The sushi so often found at eager-to-please Korean restaurants in this country here displays all the earmarks of a chef who has learned his trade secondhand. The sashimi is cut either too thick (the ungainly slabs of salmon, in particular, make for a clumsy pickup) or without care (the slices of yellowtail haven’t been shorn of their dark pockets of fat), and the monkfish with vegetables is a particular disappointment. The moist, meaty fillet that you might reasonably expect for 20 bucks turns out, instead, to be a gargantuan stew consisting of hacked-off pieces from the tail end of the monkfish, swimming in a sweet-spicy red sauce strewn with mung beans. The fish is dry, but even worse is all the cartilage and bone you have to negotiate to eat it.

The even more expensive seafood casserole ($27.95) is gorgeous to look at—a bright, bountiful stew of lobster, shrimp, clams, squid, scallops, and monkfish, topped with leaves of baby spinach and a generous clump of enoki mushrooms. But when the dish is set to a hard, roiling boil at the table, all that shellfish is reduced to rubber.

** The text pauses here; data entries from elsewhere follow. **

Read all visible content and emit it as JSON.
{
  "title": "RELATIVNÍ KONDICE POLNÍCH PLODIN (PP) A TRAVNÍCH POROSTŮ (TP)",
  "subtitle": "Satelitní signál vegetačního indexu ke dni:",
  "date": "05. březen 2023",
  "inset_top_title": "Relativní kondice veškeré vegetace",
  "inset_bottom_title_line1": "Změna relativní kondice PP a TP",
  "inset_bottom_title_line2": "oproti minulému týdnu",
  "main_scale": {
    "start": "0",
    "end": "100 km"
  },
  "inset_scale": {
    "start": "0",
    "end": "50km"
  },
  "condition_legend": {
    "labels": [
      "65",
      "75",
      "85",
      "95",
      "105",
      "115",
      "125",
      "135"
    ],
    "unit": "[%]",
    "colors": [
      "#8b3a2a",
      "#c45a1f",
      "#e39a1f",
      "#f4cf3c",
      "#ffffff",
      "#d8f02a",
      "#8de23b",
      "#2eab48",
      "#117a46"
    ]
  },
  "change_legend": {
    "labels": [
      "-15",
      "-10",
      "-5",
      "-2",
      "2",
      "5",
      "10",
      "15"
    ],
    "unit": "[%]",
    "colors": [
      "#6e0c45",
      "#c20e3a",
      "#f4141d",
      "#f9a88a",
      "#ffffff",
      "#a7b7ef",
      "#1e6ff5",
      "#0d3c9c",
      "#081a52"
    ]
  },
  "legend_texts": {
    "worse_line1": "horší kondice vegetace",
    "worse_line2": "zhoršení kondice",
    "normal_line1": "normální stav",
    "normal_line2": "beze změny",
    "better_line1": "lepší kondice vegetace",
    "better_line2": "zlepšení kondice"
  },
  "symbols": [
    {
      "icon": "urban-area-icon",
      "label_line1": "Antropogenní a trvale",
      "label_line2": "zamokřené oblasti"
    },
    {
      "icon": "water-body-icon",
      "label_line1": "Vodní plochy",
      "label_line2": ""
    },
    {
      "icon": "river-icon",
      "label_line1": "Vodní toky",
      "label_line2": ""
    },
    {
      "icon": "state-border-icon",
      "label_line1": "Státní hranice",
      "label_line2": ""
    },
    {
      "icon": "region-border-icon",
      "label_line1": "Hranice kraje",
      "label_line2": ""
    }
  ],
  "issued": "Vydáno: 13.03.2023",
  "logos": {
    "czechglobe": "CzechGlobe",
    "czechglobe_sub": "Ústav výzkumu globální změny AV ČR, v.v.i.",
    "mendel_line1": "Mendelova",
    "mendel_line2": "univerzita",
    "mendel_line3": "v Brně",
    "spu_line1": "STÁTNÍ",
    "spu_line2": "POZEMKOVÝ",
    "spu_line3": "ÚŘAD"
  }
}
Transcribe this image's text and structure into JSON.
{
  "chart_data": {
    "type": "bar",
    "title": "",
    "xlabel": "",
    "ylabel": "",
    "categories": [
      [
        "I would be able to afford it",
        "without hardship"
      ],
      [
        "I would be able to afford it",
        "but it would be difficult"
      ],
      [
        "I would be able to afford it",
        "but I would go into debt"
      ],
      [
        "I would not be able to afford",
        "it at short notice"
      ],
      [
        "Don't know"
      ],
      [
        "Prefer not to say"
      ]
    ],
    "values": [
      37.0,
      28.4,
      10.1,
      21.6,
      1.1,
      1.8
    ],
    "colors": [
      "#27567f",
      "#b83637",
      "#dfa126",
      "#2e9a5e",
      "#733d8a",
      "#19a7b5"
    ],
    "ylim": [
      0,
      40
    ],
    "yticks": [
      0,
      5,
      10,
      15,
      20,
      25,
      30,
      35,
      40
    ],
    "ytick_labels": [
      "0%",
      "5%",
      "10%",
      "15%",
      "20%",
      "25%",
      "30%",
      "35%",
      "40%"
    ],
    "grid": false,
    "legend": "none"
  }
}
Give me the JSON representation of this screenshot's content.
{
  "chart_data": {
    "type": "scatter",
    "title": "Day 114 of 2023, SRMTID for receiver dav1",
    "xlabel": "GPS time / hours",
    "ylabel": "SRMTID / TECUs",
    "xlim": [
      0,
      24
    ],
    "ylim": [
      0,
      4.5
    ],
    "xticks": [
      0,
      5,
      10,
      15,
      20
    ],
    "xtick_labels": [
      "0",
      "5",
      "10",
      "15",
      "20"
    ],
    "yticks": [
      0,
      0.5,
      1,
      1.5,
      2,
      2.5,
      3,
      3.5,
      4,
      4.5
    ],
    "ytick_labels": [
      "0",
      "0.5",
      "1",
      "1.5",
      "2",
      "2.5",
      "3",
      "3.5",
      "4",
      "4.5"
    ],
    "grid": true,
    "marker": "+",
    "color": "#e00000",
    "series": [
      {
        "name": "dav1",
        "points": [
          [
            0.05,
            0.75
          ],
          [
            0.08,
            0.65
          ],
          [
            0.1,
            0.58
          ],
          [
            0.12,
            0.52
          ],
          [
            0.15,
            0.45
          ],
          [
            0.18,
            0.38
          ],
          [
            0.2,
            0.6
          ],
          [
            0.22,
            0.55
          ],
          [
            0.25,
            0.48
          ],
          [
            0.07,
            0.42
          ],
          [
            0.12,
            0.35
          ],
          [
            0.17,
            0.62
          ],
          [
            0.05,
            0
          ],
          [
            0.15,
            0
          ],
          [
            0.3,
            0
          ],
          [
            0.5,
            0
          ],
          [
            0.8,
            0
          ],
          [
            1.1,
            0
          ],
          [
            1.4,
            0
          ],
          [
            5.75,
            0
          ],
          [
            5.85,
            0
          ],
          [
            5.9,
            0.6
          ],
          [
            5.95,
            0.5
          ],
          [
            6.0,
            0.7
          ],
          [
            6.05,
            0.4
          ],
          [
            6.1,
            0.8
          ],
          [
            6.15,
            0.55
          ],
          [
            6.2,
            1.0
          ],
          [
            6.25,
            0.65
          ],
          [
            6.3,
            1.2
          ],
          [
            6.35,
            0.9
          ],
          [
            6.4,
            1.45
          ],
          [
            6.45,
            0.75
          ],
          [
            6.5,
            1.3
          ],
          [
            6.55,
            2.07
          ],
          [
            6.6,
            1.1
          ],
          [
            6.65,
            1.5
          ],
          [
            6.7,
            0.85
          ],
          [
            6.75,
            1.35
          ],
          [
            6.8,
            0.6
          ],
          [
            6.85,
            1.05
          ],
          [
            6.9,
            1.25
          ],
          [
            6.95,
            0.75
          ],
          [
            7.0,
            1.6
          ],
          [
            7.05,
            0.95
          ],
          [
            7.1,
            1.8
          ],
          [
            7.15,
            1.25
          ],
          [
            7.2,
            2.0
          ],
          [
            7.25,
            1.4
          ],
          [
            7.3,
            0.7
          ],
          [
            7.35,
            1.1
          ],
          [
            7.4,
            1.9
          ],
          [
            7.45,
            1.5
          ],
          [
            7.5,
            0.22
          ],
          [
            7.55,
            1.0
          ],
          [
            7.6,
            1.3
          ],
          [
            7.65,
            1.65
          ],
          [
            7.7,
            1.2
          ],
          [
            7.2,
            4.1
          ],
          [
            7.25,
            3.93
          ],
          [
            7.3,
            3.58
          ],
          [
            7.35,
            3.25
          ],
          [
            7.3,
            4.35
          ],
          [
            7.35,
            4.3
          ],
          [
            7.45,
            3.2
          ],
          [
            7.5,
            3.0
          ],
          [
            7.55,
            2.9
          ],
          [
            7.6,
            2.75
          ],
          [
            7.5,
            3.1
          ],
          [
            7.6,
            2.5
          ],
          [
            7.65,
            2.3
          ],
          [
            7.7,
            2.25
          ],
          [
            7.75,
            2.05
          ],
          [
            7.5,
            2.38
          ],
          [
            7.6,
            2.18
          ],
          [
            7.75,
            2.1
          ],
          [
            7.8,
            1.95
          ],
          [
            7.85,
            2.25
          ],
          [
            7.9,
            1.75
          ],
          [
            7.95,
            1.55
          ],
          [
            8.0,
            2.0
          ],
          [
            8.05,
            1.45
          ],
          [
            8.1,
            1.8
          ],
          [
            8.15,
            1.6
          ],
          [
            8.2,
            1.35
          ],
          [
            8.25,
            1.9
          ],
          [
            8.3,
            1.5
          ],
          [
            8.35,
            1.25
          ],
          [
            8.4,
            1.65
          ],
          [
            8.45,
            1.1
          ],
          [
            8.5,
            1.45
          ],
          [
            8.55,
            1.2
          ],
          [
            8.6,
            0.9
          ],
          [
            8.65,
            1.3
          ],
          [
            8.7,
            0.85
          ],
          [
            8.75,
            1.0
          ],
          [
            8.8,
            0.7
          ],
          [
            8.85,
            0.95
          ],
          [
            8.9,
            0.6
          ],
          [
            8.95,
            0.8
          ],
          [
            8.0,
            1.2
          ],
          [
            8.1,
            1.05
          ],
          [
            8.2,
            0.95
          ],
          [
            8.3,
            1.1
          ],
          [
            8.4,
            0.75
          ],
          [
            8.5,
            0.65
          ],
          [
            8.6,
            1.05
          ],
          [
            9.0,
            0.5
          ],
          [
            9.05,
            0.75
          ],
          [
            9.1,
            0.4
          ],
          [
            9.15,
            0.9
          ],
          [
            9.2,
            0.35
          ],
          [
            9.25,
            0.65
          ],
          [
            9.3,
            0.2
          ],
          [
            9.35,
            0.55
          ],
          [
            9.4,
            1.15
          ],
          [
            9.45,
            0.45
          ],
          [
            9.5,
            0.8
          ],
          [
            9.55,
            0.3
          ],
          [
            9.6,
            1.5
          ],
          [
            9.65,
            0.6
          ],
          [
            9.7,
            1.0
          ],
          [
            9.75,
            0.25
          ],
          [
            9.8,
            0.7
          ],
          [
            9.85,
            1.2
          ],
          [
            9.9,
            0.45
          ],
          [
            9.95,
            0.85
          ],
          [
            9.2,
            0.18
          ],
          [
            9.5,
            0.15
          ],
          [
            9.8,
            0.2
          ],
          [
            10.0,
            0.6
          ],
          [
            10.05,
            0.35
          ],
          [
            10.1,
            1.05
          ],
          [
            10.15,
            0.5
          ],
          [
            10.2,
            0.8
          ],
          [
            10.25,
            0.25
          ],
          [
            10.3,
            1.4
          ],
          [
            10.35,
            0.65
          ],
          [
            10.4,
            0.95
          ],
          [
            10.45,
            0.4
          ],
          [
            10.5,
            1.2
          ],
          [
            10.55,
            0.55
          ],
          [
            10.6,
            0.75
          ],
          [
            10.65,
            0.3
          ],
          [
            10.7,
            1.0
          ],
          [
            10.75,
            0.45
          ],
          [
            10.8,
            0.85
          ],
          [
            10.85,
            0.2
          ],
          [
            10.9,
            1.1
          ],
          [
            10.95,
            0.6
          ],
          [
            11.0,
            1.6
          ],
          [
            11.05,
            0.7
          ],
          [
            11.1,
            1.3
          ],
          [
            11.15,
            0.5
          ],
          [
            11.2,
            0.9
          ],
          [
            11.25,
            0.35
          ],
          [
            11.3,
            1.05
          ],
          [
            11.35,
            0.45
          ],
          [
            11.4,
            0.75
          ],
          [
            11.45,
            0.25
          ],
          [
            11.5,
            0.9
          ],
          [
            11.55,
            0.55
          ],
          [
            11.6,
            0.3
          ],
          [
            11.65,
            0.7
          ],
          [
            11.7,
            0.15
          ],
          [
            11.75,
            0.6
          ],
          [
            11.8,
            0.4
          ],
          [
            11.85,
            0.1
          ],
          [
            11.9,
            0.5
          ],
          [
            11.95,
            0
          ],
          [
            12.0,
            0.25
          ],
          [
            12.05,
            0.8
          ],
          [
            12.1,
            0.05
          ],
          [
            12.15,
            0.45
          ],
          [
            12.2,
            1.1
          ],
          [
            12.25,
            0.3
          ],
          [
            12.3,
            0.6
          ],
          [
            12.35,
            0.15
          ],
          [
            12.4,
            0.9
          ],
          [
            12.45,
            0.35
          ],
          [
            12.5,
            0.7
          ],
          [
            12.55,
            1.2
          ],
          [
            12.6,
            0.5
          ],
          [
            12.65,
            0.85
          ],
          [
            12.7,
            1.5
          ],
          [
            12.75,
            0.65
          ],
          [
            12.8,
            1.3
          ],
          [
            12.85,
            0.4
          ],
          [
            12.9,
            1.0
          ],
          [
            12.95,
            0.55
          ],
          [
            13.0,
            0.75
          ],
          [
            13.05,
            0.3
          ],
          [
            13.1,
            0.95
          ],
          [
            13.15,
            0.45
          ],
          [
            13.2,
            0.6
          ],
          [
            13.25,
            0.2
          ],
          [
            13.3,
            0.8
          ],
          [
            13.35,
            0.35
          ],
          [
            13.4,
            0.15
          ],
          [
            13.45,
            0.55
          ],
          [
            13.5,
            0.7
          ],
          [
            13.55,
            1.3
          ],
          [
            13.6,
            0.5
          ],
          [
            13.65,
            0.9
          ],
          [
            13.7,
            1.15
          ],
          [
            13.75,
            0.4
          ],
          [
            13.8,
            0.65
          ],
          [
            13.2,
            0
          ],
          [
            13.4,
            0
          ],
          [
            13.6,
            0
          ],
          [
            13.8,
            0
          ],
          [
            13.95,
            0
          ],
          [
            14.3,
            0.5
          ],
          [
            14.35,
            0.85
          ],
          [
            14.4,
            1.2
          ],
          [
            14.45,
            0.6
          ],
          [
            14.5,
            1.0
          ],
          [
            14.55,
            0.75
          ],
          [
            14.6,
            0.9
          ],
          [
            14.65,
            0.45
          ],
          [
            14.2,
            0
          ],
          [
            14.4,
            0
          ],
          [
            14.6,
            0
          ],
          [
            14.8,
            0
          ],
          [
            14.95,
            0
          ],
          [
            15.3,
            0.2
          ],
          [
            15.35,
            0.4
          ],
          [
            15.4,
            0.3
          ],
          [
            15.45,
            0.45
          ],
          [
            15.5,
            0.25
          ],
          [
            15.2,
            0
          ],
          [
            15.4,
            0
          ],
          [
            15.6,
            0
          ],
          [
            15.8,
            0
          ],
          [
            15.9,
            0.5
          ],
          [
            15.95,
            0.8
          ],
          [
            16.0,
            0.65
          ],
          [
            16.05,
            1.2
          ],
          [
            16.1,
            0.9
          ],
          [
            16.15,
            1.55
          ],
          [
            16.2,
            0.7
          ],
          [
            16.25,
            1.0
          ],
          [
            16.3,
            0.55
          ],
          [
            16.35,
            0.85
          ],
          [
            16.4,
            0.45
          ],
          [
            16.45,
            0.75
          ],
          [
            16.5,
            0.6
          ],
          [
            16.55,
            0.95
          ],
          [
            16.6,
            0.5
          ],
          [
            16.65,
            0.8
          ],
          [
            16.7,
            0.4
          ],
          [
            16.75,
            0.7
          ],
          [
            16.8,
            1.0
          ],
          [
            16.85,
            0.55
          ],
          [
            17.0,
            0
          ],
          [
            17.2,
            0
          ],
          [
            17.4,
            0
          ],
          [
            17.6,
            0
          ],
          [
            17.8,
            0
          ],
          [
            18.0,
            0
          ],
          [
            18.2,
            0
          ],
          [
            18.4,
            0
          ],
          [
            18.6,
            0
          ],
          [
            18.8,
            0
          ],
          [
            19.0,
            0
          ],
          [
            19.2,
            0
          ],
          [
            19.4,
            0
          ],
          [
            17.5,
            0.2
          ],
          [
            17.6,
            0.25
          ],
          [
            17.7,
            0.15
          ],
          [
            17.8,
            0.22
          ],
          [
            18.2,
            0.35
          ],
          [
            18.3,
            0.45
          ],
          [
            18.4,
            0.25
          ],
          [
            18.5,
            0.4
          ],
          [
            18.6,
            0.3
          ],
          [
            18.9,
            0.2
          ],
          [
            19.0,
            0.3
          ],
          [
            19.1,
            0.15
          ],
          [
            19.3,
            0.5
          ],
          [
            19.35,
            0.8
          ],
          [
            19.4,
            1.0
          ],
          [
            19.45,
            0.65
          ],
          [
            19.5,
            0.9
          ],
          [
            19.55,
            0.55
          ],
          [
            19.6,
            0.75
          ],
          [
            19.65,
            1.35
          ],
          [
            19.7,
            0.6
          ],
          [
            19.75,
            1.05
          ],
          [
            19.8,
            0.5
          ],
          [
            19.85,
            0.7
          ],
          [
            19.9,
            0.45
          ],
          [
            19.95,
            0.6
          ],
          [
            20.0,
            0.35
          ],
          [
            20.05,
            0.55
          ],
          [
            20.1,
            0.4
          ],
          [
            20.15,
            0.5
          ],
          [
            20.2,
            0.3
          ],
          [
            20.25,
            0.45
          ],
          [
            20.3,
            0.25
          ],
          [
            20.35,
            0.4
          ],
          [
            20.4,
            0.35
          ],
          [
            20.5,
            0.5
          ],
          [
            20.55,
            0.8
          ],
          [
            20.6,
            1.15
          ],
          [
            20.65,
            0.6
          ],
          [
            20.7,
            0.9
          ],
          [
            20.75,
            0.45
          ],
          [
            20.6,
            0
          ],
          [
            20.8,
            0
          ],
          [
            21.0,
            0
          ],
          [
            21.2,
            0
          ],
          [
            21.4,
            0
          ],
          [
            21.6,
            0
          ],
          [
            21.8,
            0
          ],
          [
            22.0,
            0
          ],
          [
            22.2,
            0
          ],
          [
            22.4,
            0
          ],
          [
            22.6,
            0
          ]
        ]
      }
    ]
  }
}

If you somehow require a change of pace from meat, your best bets are actually a couple of relative cheapies: the sizzling squid, served up in a smoke-wafting skillet with sliced onions, or the wonderful seafood pancake, a dense, eggy creation, laden with baby shrimp and chopped squid and shot through with green onions and chilis.

The former resembles nothing so much as a plate of fajitas; the latter is, well, a pancake. For delicate American eaters, already cautious about a difficult, sometimes off-putting cuisine, only barbecue could be more reassuring.